California is gearing up for its fourth auction in a context of bearish sentiment and regulatory uncertainty. Prices on the California market dropped below $14/ton late July for the first time in months, and CCAs have been trading on ICE between $ 13.70-13.80 a ton since then with low volumes. Friday’s auction will see 13.86 million V13 and 8.56 V16 allowances offered for sale.
The market’s bearish sentiment is likely driven by the regulatory changes proposed by the Air Resources Board on July 18, which could bring more free allocation to industry and natural gas emitters than previously expected. While the proposed regulatory changes don’t alter supply and demand fundamentals, they do signal that a number of large emitters – natural gas suppliers – may not need to participate actively to the traded market to be in compliance, lowering demand and liquidity.
Most immediately, this also means a number of potential buyers will abstain from participating to this upcoming auction since they might not need to buy allowances for their future compliance. The quiet summer and thin market could also discourage some financial players from investing in allowances as prospects for returns are limited with flat prices and low liquidity.

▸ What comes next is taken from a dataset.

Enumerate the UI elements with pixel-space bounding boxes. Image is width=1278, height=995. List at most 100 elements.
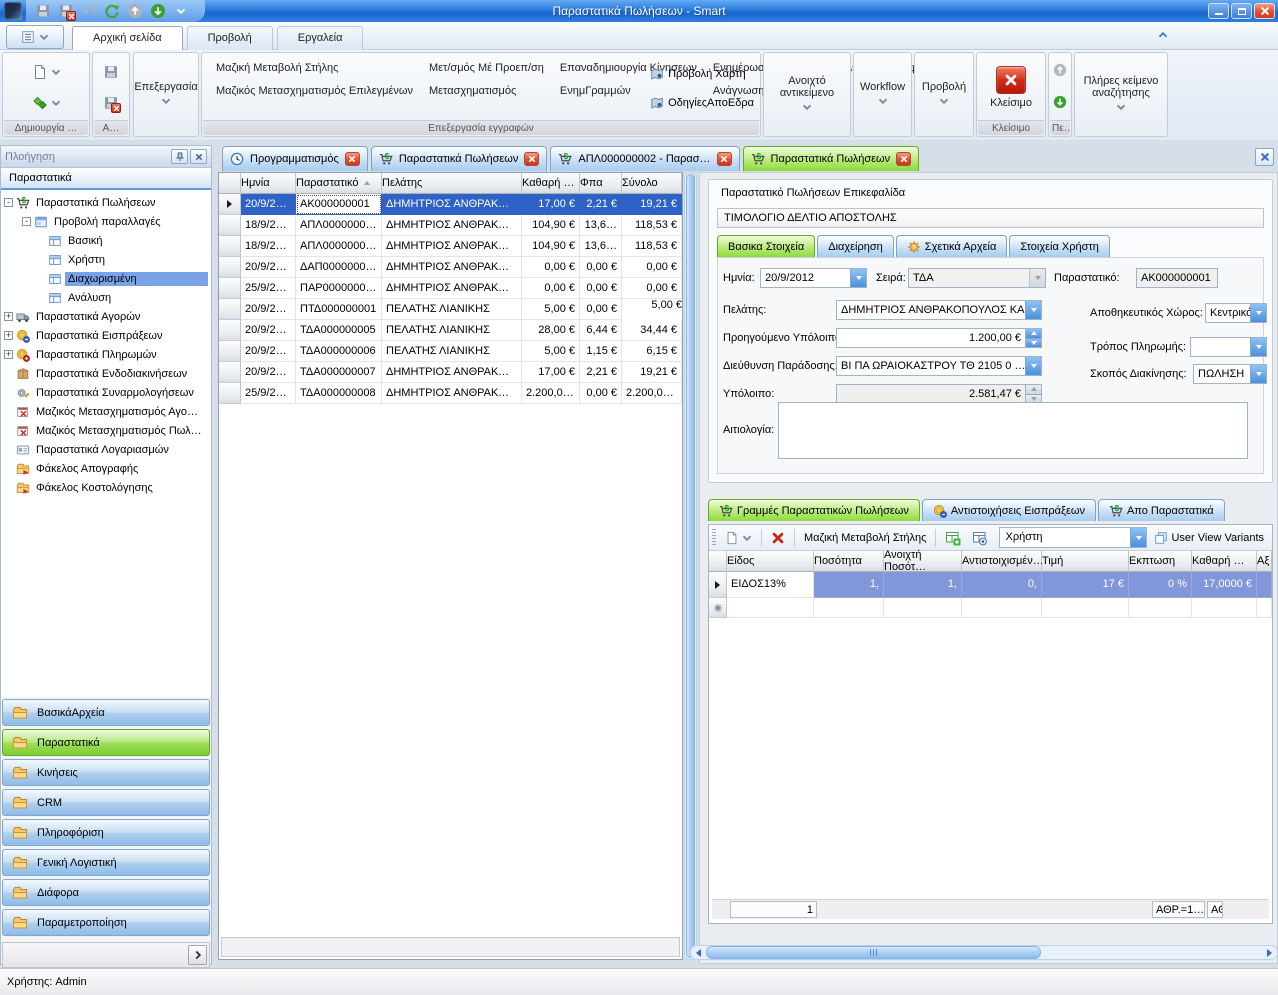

However, we don’t expect a price collapse at the auction – large buyers from the power and oil sector will continue to buy allowances, keeping prices from tumbling too low. We expect the V13 auction to be fully subscribed and clear around $13.5 a ton. The V16 (‘future’) auction, on the other hand, will likely suffer from the regulatory uncertainty and remain undersubscribed. We expect they will clear at the reserve price of $10.71.